Je vois aussi parfois des jeunes venus faire la fête. A peine arrivés, ils jettent leurs bagages dans un coin et repartent. Tard dans la nuit, ils reviennent, se laissent tomber tout habillés sur le lit, et s’endorment immédiatement. Le lendemain, encore gris, ils restent longuement dans leur lit, à se raconter en riant leur soirée de fête. J’aurais bien aimé qu’ils m’emmènent une fois. Ils semblent si libres, si heureux. Mais comme les autres, ils ne font pas de cas de moi. Je ne peux pas leur en vouloir : je travaille, je ne suis pas leur ami. Je me souviens d’un groupe de hockeyeurs suisses. Ils sont arrivés un jeudi soir. Je n’ai jamais eu vent de leurs petites histoires, de leurs soirées, car je ne les ai revus que le dimanche matin, lorsqu’ils sont venus reprendre leur sac qu’ils n’avaient même pas défait. Ils n’avaient vraiment pas l’air en forme pour des sportifs. Ca m’a fait rire.

Franck et Denise sont mes préférés. Je les trouve tellement attendrissants. Tous les mois d’août, ils reviennent. Ils réservent d’année en année, toujours la même chambre. Denise a travaillé ici, elle aussi, dans sa jeunesse. On avait commencé à peu près en même temps. Et lorsque Paris a été libérée, elle est tombée sous le charme de Franck, qui était chauffeur de camion dans l’armée américaine. Après la guerre il a ouvert un garage dans le sud du Colorado, et il y a emmené Denise. Ils sont revenus avec leurs enfants, puis avec leurs petits enfants. Certains de ces petits enfants sont ensuite venus seuls, puis avec leurs propres enfants. J’ai un peu l’impression d’être de la famille. Je les attends chaque année avec impatience, pour avoir des nouvelles. Mais ce que j’entends le plus souvent, ce sont des souvenirs. Et je suis fier d’en faire partie.

Ce qu’ils n’ont jamais su, c’est que peu de temps avant que Franck n’arrive en ville et ne rencontre Denise, Wolfgang venait aussi dans cette chambre lorsqu’il était en permission. Au début, il écrivait beaucoup. Des lettres pour sa femme. Et un jour j’ai compris qu’elle était morte dans un bombardement à Berlin. Wolfgang était si triste, qu’il est resté dans la chambre pendant 6 jours d’affilée, tout seul, sans boire ni manger. Quand quelqu’un essayait de le faire sortir ou de lui apporter un repas, il se faisait violemment rabrouer. Et puis un jour, mon patron a retrouvé Wolfgang, couché sur le lit, les lettres de sa femme éparpillées partout autour de lui. Il s’était tué avec son arme.

Franck est arrivé à peine une semaine plus tard, et un amour est né sur ce lit où un autre était mort.

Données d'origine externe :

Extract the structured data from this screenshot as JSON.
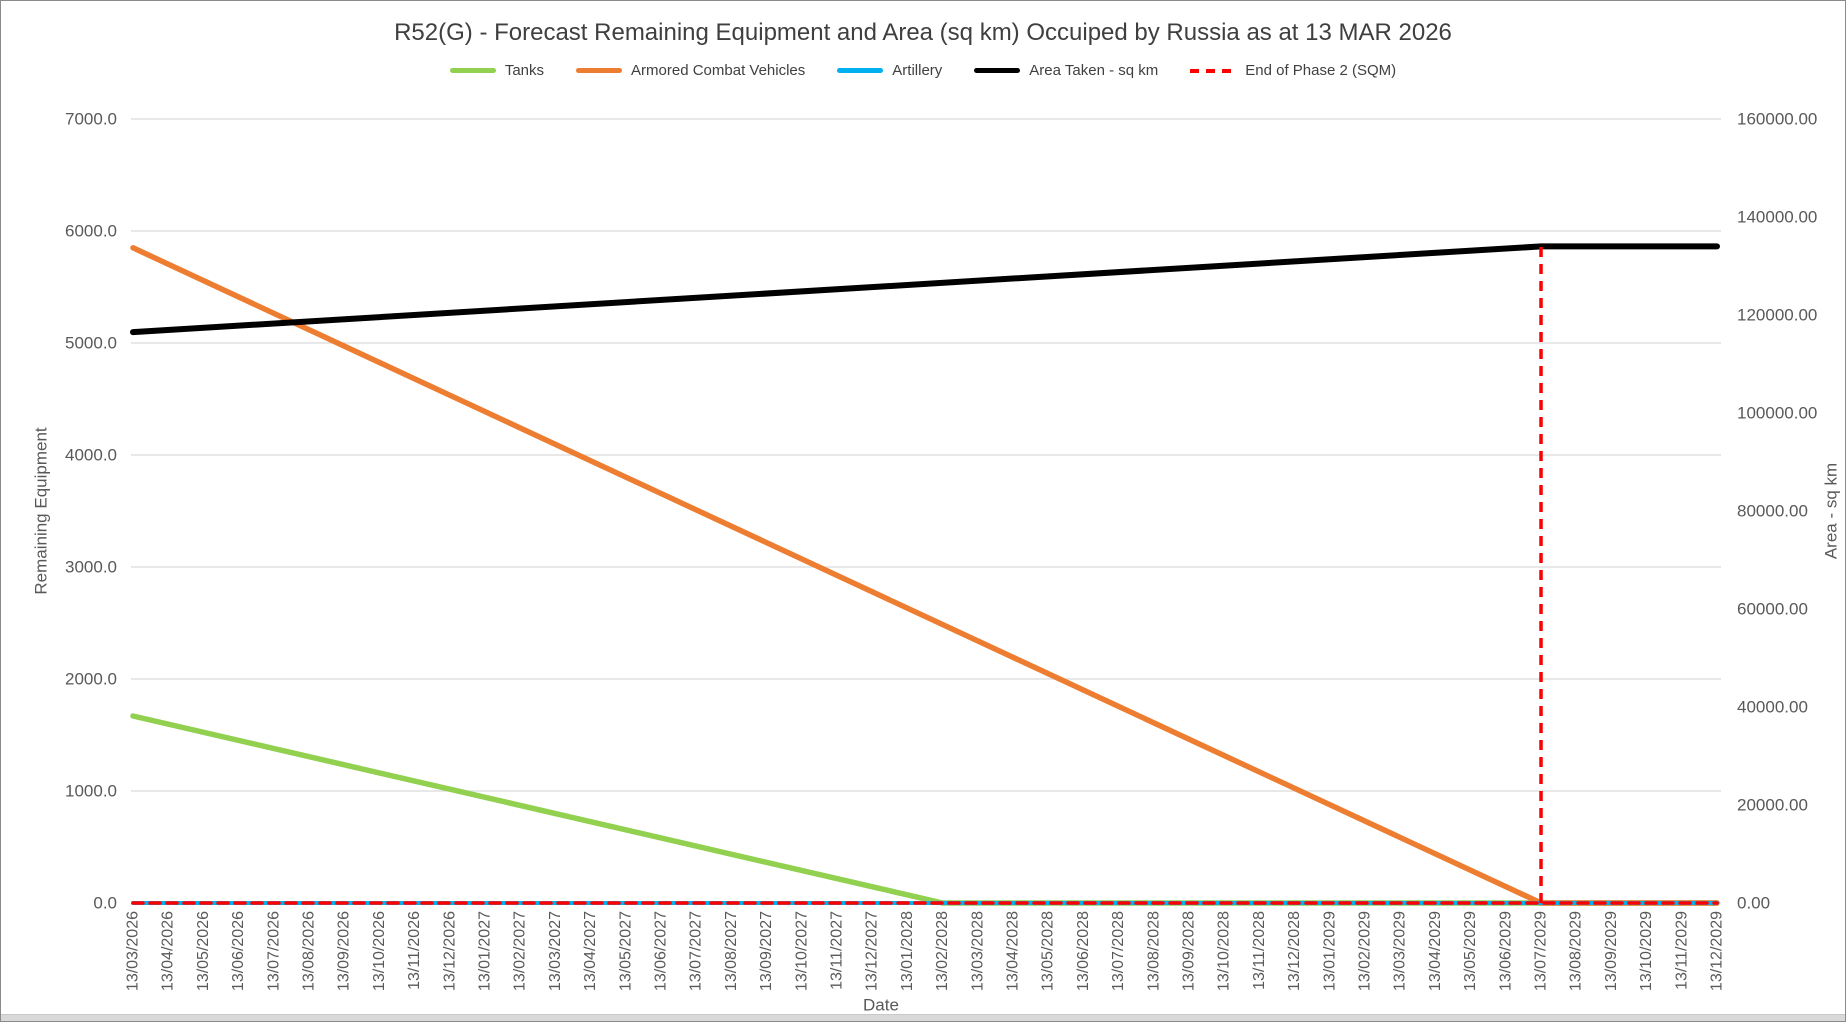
{
  "frame": {
    "border_color": "#8a8a8a",
    "bottom_strip_color": "#d9d9d9"
  },
  "chart_data": {
    "type": "line",
    "title": "R52(G) - Forecast Remaining Equipment and Area (sq km) Occuiped by Russia as at 13 MAR 2026",
    "legend_position": "top",
    "grid": "horizontal",
    "gridline_color": "#d9d9d9",
    "tick_label_color": "#595959",
    "title_color": "#3f3f3f",
    "legend_text_color": "#404040",
    "x_axis": {
      "title": "Date",
      "categories": [
        "13/03/2026",
        "13/04/2026",
        "13/05/2026",
        "13/06/2026",
        "13/07/2026",
        "13/08/2026",
        "13/09/2026",
        "13/10/2026",
        "13/11/2026",
        "13/12/2026",
        "13/01/2027",
        "13/02/2027",
        "13/03/2027",
        "13/04/2027",
        "13/05/2027",
        "13/06/2027",
        "13/07/2027",
        "13/08/2027",
        "13/09/2027",
        "13/10/2027",
        "13/11/2027",
        "13/12/2027",
        "13/01/2028",
        "13/02/2028",
        "13/03/2028",
        "13/04/2028",
        "13/05/2028",
        "13/06/2028",
        "13/07/2028",
        "13/08/2028",
        "13/09/2028",
        "13/10/2028",
        "13/11/2028",
        "13/12/2028",
        "13/01/2029",
        "13/02/2029",
        "13/03/2029",
        "13/04/2029",
        "13/05/2029",
        "13/06/2029",
        "13/07/2029",
        "13/08/2029",
        "13/09/2029",
        "13/10/2029",
        "13/11/2029",
        "13/12/2029"
      ]
    },
    "y_axis_left": {
      "title": "Remaining Equipment",
      "min": 0,
      "max": 7000,
      "step": 1000,
      "tick_labels": [
        "0.0",
        "1000.0",
        "2000.0",
        "3000.0",
        "4000.0",
        "5000.0",
        "6000.0",
        "7000.0"
      ]
    },
    "y_axis_right": {
      "title": "Area - sq km",
      "min": 0,
      "max": 160000,
      "step": 20000,
      "tick_labels": [
        "0.00",
        "20000.00",
        "40000.00",
        "60000.00",
        "80000.00",
        "100000.00",
        "120000.00",
        "140000.00",
        "160000.00"
      ]
    },
    "series": [
      {
        "name": "Tanks",
        "color": "#92D050",
        "axis": "left",
        "line_style": "solid",
        "points": [
          {
            "date": "13/03/2026",
            "value": 1670
          },
          {
            "date": "13/02/2028",
            "value": 0
          },
          {
            "date": "13/12/2029",
            "value": 0
          }
        ]
      },
      {
        "name": "Armored Combat Vehicles",
        "color": "#ED7D31",
        "axis": "left",
        "line_style": "solid",
        "points": [
          {
            "date": "13/03/2026",
            "value": 5850
          },
          {
            "date": "13/07/2029",
            "value": 0
          },
          {
            "date": "13/12/2029",
            "value": 0
          }
        ]
      },
      {
        "name": "Artillery",
        "color": "#00B0F0",
        "axis": "left",
        "line_style": "solid",
        "points": [
          {
            "date": "13/03/2026",
            "value": 0
          },
          {
            "date": "13/12/2029",
            "value": 0
          }
        ]
      },
      {
        "name": "Area Taken - sq km",
        "color": "#000000",
        "axis": "right",
        "line_style": "solid",
        "points": [
          {
            "date": "13/03/2026",
            "value": 116500
          },
          {
            "date": "13/07/2029",
            "value": 134000
          },
          {
            "date": "13/12/2029",
            "value": 134000
          }
        ]
      },
      {
        "name": "End of Phase 2 (SQM)",
        "color": "#FF0000",
        "axis": "right",
        "line_style": "dashed",
        "points": [
          {
            "date": "13/03/2026",
            "value": 0
          },
          {
            "date": "13/12/2029",
            "value": 0
          }
        ],
        "spike": {
          "date": "13/07/2029",
          "value": 134000
        }
      }
    ]
  }
}
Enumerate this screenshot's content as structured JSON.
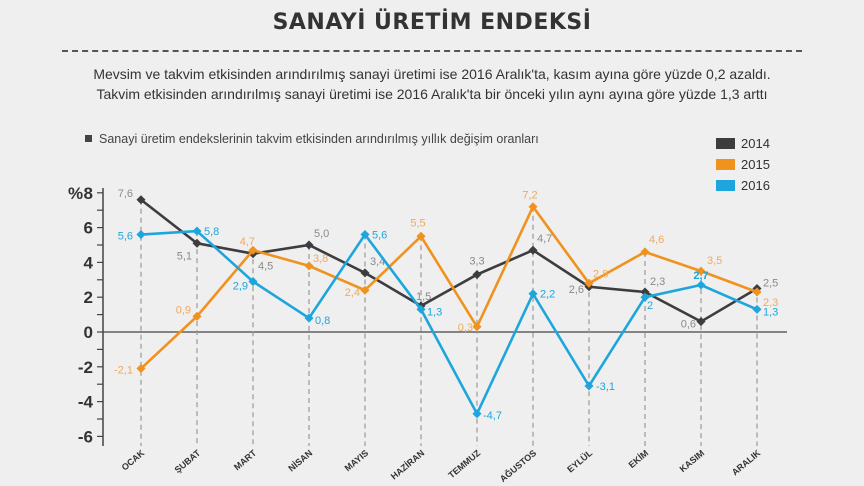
{
  "title": "SANAYİ ÜRETİM ENDEKSİ",
  "subtitle1": "Mevsim ve takvim etkisinden arındırılmış sanayi üretimi ise 2016 Aralık'ta, kasım ayına göre yüzde 0,2 azaldı.",
  "subtitle2": "Takvim etkisinden arındırılmış sanayi üretimi ise 2016 Aralık'ta bir önceki yılın aynı ayına göre yüzde 1,3 arttı",
  "note": "Sanayi üretim endekslerinin takvim etkisinden arındırılmış yıllık değişim oranları",
  "chart_data": {
    "type": "line",
    "ylabel": "%",
    "ylim": [
      -6,
      8
    ],
    "yticks": [
      8,
      6,
      4,
      2,
      0,
      -2,
      -4,
      -6
    ],
    "categories": [
      "OCAK",
      "ŞUBAT",
      "MART",
      "NİSAN",
      "MAYIS",
      "HAZİRAN",
      "TEMMUZ",
      "AĞUSTOS",
      "EYLÜL",
      "EKİM",
      "KASIM",
      "ARALIK"
    ],
    "legend_position": "top-right",
    "series": [
      {
        "name": "2014",
        "color": "#3d3d3f",
        "labelColor": "#8a8a8a",
        "values": [
          7.6,
          5.1,
          4.5,
          5.0,
          3.4,
          1.5,
          3.3,
          4.7,
          2.6,
          2.3,
          0.6,
          2.5
        ],
        "labels": [
          "7,6",
          "5,1",
          "4,5",
          "5,0",
          "3,4",
          "1,5",
          "3,3",
          "4,7",
          "2,6",
          "2,3",
          "0,6",
          "2,5"
        ]
      },
      {
        "name": "2015",
        "color": "#f0921e",
        "labelColor": "#f0a95a",
        "values": [
          -2.1,
          0.9,
          4.7,
          3.8,
          2.4,
          5.5,
          0.3,
          7.2,
          2.8,
          4.6,
          3.5,
          2.3
        ],
        "labels": [
          "-2,1",
          "0,9",
          "4,7",
          "3,8",
          "2,4",
          "5,5",
          "0,3",
          "7,2",
          "2,8",
          "4,6",
          "3,5",
          "2,3"
        ]
      },
      {
        "name": "2016",
        "color": "#1ea6dc",
        "labelColor": "#1ea6dc",
        "values": [
          5.6,
          5.8,
          2.9,
          0.8,
          5.6,
          1.3,
          -4.7,
          2.2,
          -3.1,
          2,
          2.7,
          1.3
        ],
        "labels": [
          "5,6",
          "5,8",
          "2,9",
          "0,8",
          "5,6",
          "1,3",
          "-4,7",
          "2,2",
          "-3,1",
          "2",
          "2,7",
          "1,3"
        ]
      }
    ]
  }
}
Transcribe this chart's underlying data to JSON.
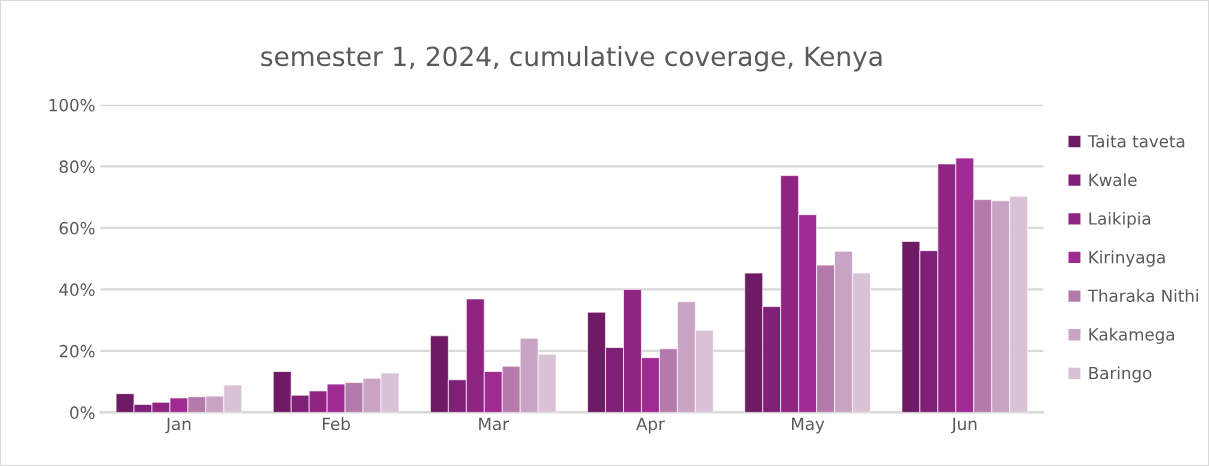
{
  "chart_data": {
    "type": "bar",
    "title": "semester 1, 2024, cumulative coverage, Kenya",
    "categories": [
      "Jan",
      "Feb",
      "Mar",
      "Apr",
      "May",
      "Jun"
    ],
    "series": [
      {
        "name": "Taita taveta",
        "color": "#6e1a64",
        "values": [
          6.1,
          13.3,
          24.9,
          32.6,
          45.3,
          55.6
        ]
      },
      {
        "name": "Kwale",
        "color": "#7f2077",
        "values": [
          2.6,
          5.6,
          10.6,
          21.1,
          34.4,
          52.6
        ]
      },
      {
        "name": "Laikipia",
        "color": "#902483",
        "values": [
          3.3,
          7,
          36.9,
          40,
          77,
          80.8
        ]
      },
      {
        "name": "Kirinyaga",
        "color": "#9e2a92",
        "values": [
          4.7,
          9.2,
          13.3,
          17.8,
          64.3,
          82.7
        ]
      },
      {
        "name": "Tharaka Nithi",
        "color": "#b47aab",
        "values": [
          5.1,
          9.7,
          15,
          20.7,
          47.9,
          69.2
        ]
      },
      {
        "name": "Kakamega",
        "color": "#c9a3c3",
        "values": [
          5.3,
          11.1,
          24.1,
          36,
          52.4,
          68.8
        ]
      },
      {
        "name": "Baringo",
        "color": "#d9c1d6",
        "values": [
          8.9,
          12.8,
          18.9,
          26.7,
          45.3,
          70.3
        ]
      }
    ],
    "ylim": [
      0,
      100
    ],
    "yticks": [
      {
        "value": 0,
        "label": "0%"
      },
      {
        "value": 20,
        "label": "20%"
      },
      {
        "value": 40,
        "label": "40%"
      },
      {
        "value": 60,
        "label": "60%"
      },
      {
        "value": 80,
        "label": "80%"
      },
      {
        "value": 100,
        "label": "100%"
      }
    ],
    "grid": "y",
    "legend": "right"
  }
}
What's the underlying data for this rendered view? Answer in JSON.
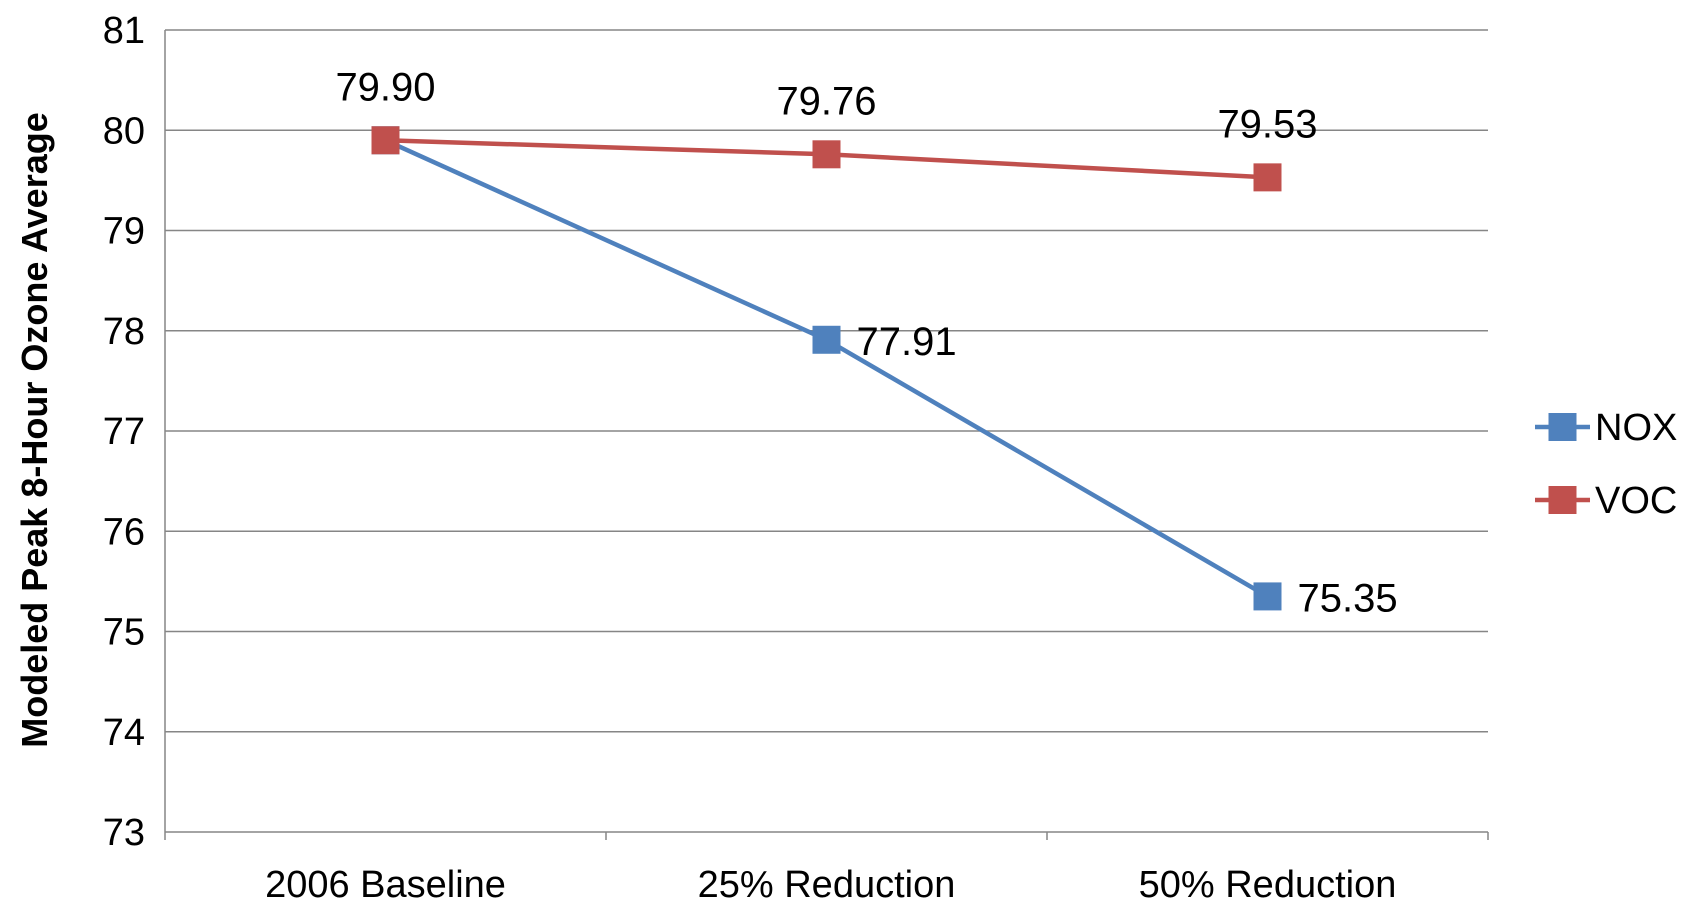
{
  "chart_data": {
    "type": "line",
    "title": "",
    "xlabel": "",
    "ylabel": "Modeled Peak 8-Hour Ozone Average",
    "categories": [
      "2006 Baseline",
      "25% Reduction",
      "50% Reduction"
    ],
    "ylim": [
      73,
      81
    ],
    "yticks": [
      73,
      74,
      75,
      76,
      77,
      78,
      79,
      80,
      81
    ],
    "grid": true,
    "legend_position": "right",
    "series": [
      {
        "name": "NOX",
        "values": [
          79.9,
          77.91,
          75.35
        ],
        "labels": [
          "",
          "77.91",
          "75.35"
        ],
        "color": "#4F81BD",
        "marker": "square"
      },
      {
        "name": "VOC",
        "values": [
          79.9,
          79.76,
          79.53
        ],
        "labels": [
          "79.90",
          "79.76",
          "79.53"
        ],
        "color": "#C0504D",
        "marker": "square"
      }
    ]
  }
}
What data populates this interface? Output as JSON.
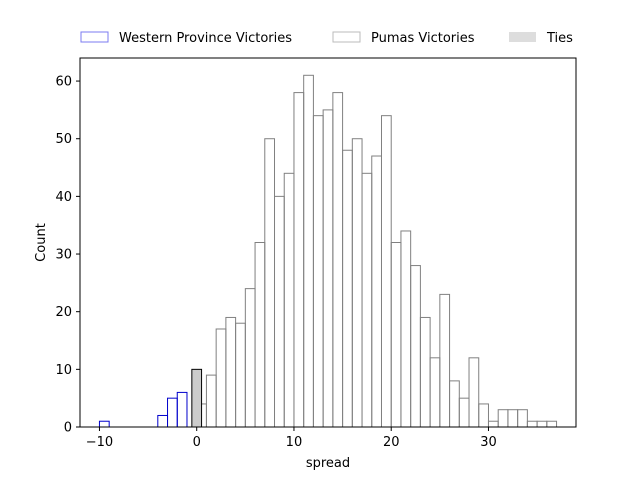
{
  "chart_data": {
    "type": "bar",
    "subtype": "histogram",
    "xlabel": "spread",
    "ylabel": "Count",
    "xlim": [
      -12,
      39
    ],
    "ylim": [
      0,
      64
    ],
    "xticks": [
      -10,
      0,
      10,
      20,
      30
    ],
    "yticks": [
      0,
      10,
      20,
      30,
      40,
      50,
      60
    ],
    "grid": false,
    "legend_position": "top, outside plot",
    "bin_width": 1,
    "series": [
      {
        "name": "Western Province Victories",
        "style": "step-outline",
        "color": "#0000cc",
        "legend_color": "#7b7bf0",
        "bins": [
          {
            "x0": -10,
            "x1": -9,
            "count": 1
          },
          {
            "x0": -9,
            "x1": -8,
            "count": 0
          },
          {
            "x0": -8,
            "x1": -7,
            "count": 0
          },
          {
            "x0": -7,
            "x1": -6,
            "count": 0
          },
          {
            "x0": -6,
            "x1": -5,
            "count": 0
          },
          {
            "x0": -5,
            "x1": -4,
            "count": 0
          },
          {
            "x0": -4,
            "x1": -3,
            "count": 2
          },
          {
            "x0": -3,
            "x1": -2,
            "count": 5
          },
          {
            "x0": -2,
            "x1": -1,
            "count": 6
          }
        ]
      },
      {
        "name": "Pumas Victories",
        "style": "outline",
        "color": "#808080",
        "legend_color": "#bbbbbb",
        "bins": [
          {
            "x0": 0,
            "x1": 1,
            "count": 4
          },
          {
            "x0": 1,
            "x1": 2,
            "count": 9
          },
          {
            "x0": 2,
            "x1": 3,
            "count": 17
          },
          {
            "x0": 3,
            "x1": 4,
            "count": 19
          },
          {
            "x0": 4,
            "x1": 5,
            "count": 18
          },
          {
            "x0": 5,
            "x1": 6,
            "count": 24
          },
          {
            "x0": 6,
            "x1": 7,
            "count": 32
          },
          {
            "x0": 7,
            "x1": 8,
            "count": 50
          },
          {
            "x0": 8,
            "x1": 9,
            "count": 40
          },
          {
            "x0": 9,
            "x1": 10,
            "count": 44
          },
          {
            "x0": 10,
            "x1": 11,
            "count": 58
          },
          {
            "x0": 11,
            "x1": 12,
            "count": 61
          },
          {
            "x0": 12,
            "x1": 13,
            "count": 54
          },
          {
            "x0": 13,
            "x1": 14,
            "count": 55
          },
          {
            "x0": 14,
            "x1": 15,
            "count": 58
          },
          {
            "x0": 15,
            "x1": 16,
            "count": 48
          },
          {
            "x0": 16,
            "x1": 17,
            "count": 50
          },
          {
            "x0": 17,
            "x1": 18,
            "count": 44
          },
          {
            "x0": 18,
            "x1": 19,
            "count": 47
          },
          {
            "x0": 19,
            "x1": 20,
            "count": 54
          },
          {
            "x0": 20,
            "x1": 21,
            "count": 32
          },
          {
            "x0": 21,
            "x1": 22,
            "count": 34
          },
          {
            "x0": 22,
            "x1": 23,
            "count": 28
          },
          {
            "x0": 23,
            "x1": 24,
            "count": 19
          },
          {
            "x0": 24,
            "x1": 25,
            "count": 12
          },
          {
            "x0": 25,
            "x1": 26,
            "count": 23
          },
          {
            "x0": 26,
            "x1": 27,
            "count": 8
          },
          {
            "x0": 27,
            "x1": 28,
            "count": 5
          },
          {
            "x0": 28,
            "x1": 29,
            "count": 12
          },
          {
            "x0": 29,
            "x1": 30,
            "count": 4
          },
          {
            "x0": 30,
            "x1": 31,
            "count": 1
          },
          {
            "x0": 31,
            "x1": 32,
            "count": 3
          },
          {
            "x0": 32,
            "x1": 33,
            "count": 3
          },
          {
            "x0": 33,
            "x1": 34,
            "count": 3
          },
          {
            "x0": 34,
            "x1": 35,
            "count": 1
          },
          {
            "x0": 35,
            "x1": 36,
            "count": 1
          },
          {
            "x0": 36,
            "x1": 37,
            "count": 1
          }
        ]
      },
      {
        "name": "Ties",
        "style": "filled",
        "color": "#cccccc",
        "edge_color": "#000000",
        "legend_color": "#dddddd",
        "bins": [
          {
            "x0": -0.5,
            "x1": 0.5,
            "count": 10
          }
        ]
      }
    ]
  }
}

Mais ça personne ne l’a jamais su, à part moi. Je connais tellement de secrets. J’ai l’impression d’avoir fait le tour du monde sans jamais avoir quitté cette ville. Le monde, la vie, sont venus à moi, par petites touches, et j’ai pu découvrir toute la palette des émotions possibles. J’aime vraiment ce travail.

Malheureusement, dans quelques jours, ce sera fini. Le bâtiment a été racheté par une grande chaîne à ce qui se dit. Il va probablement être rasé et reconstruit. A mon âge, ma carrière est terminée. Je n’y connais rien à leurs systèmes modernes, et ils ne voudront plus de moi. 

Désolé, il faut que je vous laisse. On me demande. C’est pour un couple. Ils sont jeunes, et italiens semble-t-il. Ils ont l’air timide et empruntés de ceux qui découvrent la vie à deux. Ca doit être la première fois qu’ils voyagent.

S’ils savaient que moi c’est la dernière…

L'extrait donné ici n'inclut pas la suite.